IME, and in keeping with Murphy ... particularly in a strange control room, there are generally one or two of these nodes _right_ where the mix engineer sits to mix, and just waiting to bite him in the butt. DAMHIKT. ;)

Reply to
Swingman

Exactly. It was a long time ago but when I was still in school and in the choir, our instructor would record our practice sessions. Very low tech but it always sounded different to us. We were not looking for a quality playback so much as sounds that we would improve upon in a particualr hall. We could not hear the sounds when singing but the recorder would let us hear the problems.

Exactly! There is nothing like live and no electronics.

Reply to
Leon

If the speaker put out meaningful soundpressure at 8K, and had enemic LF output, the illusion of 'highs' would be there. Next question would be who/how the charts were created. Was it a composite including off-axis response as well?

Reply to
Robatoy

Hush now ... you're bringing back bad memories. ;)

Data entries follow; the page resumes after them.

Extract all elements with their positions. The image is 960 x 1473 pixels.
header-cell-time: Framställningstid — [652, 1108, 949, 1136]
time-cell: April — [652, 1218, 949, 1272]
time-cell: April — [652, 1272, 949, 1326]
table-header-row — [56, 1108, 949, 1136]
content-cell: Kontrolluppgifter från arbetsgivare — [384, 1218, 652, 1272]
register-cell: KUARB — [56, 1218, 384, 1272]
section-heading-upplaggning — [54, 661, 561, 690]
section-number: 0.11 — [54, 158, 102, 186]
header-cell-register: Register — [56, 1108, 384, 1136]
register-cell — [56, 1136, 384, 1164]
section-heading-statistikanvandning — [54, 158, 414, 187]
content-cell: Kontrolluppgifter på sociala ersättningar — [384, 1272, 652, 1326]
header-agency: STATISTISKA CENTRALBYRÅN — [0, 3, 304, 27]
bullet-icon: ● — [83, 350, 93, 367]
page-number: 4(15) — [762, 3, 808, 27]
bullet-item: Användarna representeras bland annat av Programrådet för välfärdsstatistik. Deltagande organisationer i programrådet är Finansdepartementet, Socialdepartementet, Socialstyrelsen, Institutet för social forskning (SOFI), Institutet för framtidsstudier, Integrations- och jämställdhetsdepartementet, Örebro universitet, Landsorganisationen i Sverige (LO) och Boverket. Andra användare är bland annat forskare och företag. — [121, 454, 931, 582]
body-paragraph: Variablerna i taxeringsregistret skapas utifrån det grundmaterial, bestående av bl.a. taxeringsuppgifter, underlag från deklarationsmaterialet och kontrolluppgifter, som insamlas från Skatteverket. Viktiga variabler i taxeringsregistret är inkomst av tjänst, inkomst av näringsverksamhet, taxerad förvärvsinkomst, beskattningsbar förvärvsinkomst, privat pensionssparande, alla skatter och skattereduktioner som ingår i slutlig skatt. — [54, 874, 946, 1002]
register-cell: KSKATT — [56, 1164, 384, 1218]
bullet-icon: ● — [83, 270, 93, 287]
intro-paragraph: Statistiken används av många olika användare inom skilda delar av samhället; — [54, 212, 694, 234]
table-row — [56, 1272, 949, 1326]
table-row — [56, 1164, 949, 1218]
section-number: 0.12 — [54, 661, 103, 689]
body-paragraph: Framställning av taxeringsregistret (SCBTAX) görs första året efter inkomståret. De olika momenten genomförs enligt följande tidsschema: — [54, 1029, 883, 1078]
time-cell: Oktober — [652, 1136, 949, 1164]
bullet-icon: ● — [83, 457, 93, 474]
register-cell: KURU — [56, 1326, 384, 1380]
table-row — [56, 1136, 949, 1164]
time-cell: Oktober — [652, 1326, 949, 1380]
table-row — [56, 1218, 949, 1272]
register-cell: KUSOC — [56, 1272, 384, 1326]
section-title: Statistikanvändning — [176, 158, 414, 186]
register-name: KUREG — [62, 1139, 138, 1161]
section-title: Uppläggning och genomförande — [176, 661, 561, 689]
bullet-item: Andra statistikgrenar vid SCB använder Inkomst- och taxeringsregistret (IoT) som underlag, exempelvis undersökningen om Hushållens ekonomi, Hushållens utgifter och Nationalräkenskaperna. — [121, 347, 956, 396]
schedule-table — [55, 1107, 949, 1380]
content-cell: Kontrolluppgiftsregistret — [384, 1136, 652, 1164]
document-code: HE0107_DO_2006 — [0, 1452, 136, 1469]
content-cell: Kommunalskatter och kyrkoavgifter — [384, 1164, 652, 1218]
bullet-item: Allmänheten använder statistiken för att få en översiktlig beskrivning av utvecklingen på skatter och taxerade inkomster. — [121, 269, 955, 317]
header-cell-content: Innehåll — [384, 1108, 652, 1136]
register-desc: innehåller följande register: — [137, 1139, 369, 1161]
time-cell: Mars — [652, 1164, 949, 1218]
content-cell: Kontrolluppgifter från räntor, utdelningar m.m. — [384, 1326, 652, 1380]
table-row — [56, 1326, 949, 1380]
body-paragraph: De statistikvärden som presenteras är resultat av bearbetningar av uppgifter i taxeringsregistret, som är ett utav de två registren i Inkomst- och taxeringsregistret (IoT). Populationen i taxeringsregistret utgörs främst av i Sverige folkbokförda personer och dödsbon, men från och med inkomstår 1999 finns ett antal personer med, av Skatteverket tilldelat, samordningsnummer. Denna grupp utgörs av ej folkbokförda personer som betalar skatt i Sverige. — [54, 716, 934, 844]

At one time it was required knowledge to even walk into a studio control room, and I learned/knew it cold, well enough to eventually own/run a commercial recording studio (still do, but no longer operate, or even participate, unless at the point of a gun).

But now it's so nice to be able to just sit back and LISTEN, without all the analytical details that are absolutely necessary into creating a modern commercial recording, no matter how "golden eared" you are!

I never thought that getting older, no longer having that quality, and actually knowing when to quit, could be so pleasant. I wonder how Bruce (Swieden) still does it?

(Actually, I do know/understand the psychoacoustic "why" of "how" he does it, but like your quote above, it makes me tired thinking about it!) ;)

Reply to
Swingman

Don't you just love those guys who are trying to fit a 30 Hz wave (38 feet long) into

7-foot car? (Even a 1/4 wave is still almost 10 feet long.) A goofball, in his riced-out Civic was beside me at the lights a few days ago, windows up (it's cold) must been some loud in there as *MY* review mirror was vibrating. As he looked around, he saw me looking at him and he had such a vacuous look, that I burst out laughing. When the light turned green, he retaliated by accelerating away making all kinds of racket...and I blew his doors off....with my van. I guess it wasn't his day.

Mythbusters disproved the existence of The Brown Note.

Reply to
Robatoy

But bass players (young one's, that is) routinely prove the existence of The Pink Note.

Reply to
Swingman

I wife has heard the identical performance in both a 30 seat room and a "real" concert hall.

Reply to
B A R R Y

That episode reminded me of Servodrive's late 80's AES demos where they blew out candles.

Reply to
B A R R Y

Swingman,

Think about that, and this:

Negotiating night after night to place the console in a spot where those standing wave and comb filtered areas are favorably used to create the best possible product for the audience. Remember...

1.) You've never been in the room before, so you have little time to try to locate them. By the time power can be applied, it's too late to move. Your main tool is an Anvil briefcase you can have dropped on the floor and listen to the returns and decay as you move around. 2.) The house management might not be so thrilled at your solution. 3.) Last night was a wonderful sounding 5000 seat theater, tonight is a brick and glass university "field house" designed for basketball and indoor football practice, and tomorrow is a former bowling alley, department store, airplane hanger, you name it.

It's all even more interesting if you flew into town this morning in a pressurized aircraft.

Reply to
B A R R Y

My sincerest sympathies ... I hope you've been able to recover and, except for the wooddorker part, lead a normal life?

Like a good little musikian/recording engineer, in the earlier days I supplemented my income with live sound gigs. Not stadium size events like you, but a few well known traveling acts in the larger local clubs and at festivals, so I can definitely feel your pain, to a limited extent.

For the most part I hated it! ... particularly when the drunk fans/lead singer's GF/Lead guitar players GF, etc, could actually get to you at the mixing console ... my hats off to you and you have my undying respect and sympathy.

The latter because you might actually need therapy later in life to deal with the PTD!